Je me souviens de mon tout premier junk journal : un carton d’emballage récupéré, trois vieilles enveloppes et une peur bleue de « mal faire ». Spoiler : on ne peut pas rater un junk journal, et c’est exactement ce qui m’a fait tomber amoureuse de cette pratique. Depuis, dans mon atelier, j’en ai fabriqué une bonne dizaine — certains magnifiques, d’autres franchement bancals — et je les garde tous. Si vous hésitez à vous lancer, cet article est le petit coup de pouce que j’aurais aimé recevoir à mes débuts.

Un junk journal, c’est quoi exactement ?

Un junk journal (littéralement « journal de bric et de broc ») est un carnet que l’on fabrique soi-même, entièrement, à partir de papiers récupérés : emballages, enveloppes kraft, pages de vieux livres, tickets, sachets de thé, chutes de papier peint… Tout ce qui vous tombe sous la main et que vous trouvez joli finit par avoir sa place. Contrairement à un carnet du commerce, il n’y a pas de pages blanches intimidantes ni de mise en page imposée.

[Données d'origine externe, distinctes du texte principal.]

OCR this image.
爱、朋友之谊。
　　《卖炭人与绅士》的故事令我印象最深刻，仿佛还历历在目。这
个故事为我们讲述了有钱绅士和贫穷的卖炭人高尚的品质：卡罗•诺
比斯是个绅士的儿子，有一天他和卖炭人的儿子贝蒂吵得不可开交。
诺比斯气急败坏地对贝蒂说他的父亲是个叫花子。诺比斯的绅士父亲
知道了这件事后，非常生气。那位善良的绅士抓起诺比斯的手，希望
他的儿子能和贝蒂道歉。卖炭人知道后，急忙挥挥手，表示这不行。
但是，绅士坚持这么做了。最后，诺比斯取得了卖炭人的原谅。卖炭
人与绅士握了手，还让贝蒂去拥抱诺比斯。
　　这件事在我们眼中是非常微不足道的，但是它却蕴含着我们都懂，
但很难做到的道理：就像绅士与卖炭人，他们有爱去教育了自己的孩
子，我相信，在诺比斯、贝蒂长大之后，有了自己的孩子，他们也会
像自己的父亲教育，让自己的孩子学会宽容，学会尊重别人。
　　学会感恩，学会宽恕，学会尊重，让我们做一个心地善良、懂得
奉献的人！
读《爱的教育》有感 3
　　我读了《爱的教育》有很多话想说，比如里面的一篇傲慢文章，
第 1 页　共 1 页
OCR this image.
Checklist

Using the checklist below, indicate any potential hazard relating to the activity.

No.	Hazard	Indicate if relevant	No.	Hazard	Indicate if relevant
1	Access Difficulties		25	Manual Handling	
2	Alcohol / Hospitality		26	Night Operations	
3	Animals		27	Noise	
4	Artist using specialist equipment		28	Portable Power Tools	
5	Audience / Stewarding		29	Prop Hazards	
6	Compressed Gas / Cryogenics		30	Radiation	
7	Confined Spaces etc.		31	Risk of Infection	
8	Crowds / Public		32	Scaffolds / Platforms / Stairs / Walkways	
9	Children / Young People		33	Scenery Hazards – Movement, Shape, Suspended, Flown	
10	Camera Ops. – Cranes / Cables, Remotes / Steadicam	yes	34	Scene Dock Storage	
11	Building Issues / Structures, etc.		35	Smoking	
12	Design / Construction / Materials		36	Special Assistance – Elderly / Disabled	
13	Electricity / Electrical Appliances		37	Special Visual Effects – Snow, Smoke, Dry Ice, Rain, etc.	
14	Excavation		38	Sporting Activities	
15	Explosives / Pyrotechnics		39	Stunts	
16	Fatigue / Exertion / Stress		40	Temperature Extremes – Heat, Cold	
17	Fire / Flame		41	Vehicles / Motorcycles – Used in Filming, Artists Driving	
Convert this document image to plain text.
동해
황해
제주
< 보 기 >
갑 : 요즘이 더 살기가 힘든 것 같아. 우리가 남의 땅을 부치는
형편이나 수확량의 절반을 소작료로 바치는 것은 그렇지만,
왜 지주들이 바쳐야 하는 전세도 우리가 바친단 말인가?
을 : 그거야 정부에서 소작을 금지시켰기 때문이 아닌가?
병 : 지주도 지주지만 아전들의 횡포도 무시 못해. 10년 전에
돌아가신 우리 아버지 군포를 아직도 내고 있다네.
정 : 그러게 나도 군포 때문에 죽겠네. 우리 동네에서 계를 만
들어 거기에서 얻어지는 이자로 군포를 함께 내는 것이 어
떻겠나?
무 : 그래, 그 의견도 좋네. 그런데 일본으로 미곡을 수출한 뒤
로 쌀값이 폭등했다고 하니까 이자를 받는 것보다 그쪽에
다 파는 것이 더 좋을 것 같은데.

Et surtout — c’est le point qui change tout — il n’y a pas de règles. Un junk journal peut servir de journal intime, de carnet d’inspiration, d’herbier, de carnet de vacances ou juste de terrain de jeu créatif. C’est un cousin plus brut et plus libre du bullet journal : ici, on ne cherche pas la ligne parfaite, on cherche la matière et le plaisir de coller.

Le matériel pour débuter (presque rien d’obligatoire)

La bonne nouvelle, c’est que le junk journal repose sur la récup. Avant d’acheter quoi que ce soit, faites le tour de vos tiroirs : vous avez probablement déjà 80 % du nécessaire. Voici ma petite base :

  • Des papiers de récup : enveloppes kraft, emballages, pages de livres abîmés, sacs en papier, chutes de jolis papiers à motifs.
  • Un carton un peu rigide (boîte d’expédition, dos de bloc-notes) pour la couverture.
  • De la colle : je travaille surtout à la colle vinylique blanche, un peu diluée, qui ne gondole pas trop le papier.
  • Du ruban de papier kraft gommé pour renforcer le dos — mon petit indispensable, voir le lien ruban kraft de reliure.
  • Une paire de ciseaux, un cutter, une règle, et c’est déjà largement suffisant pour commencer.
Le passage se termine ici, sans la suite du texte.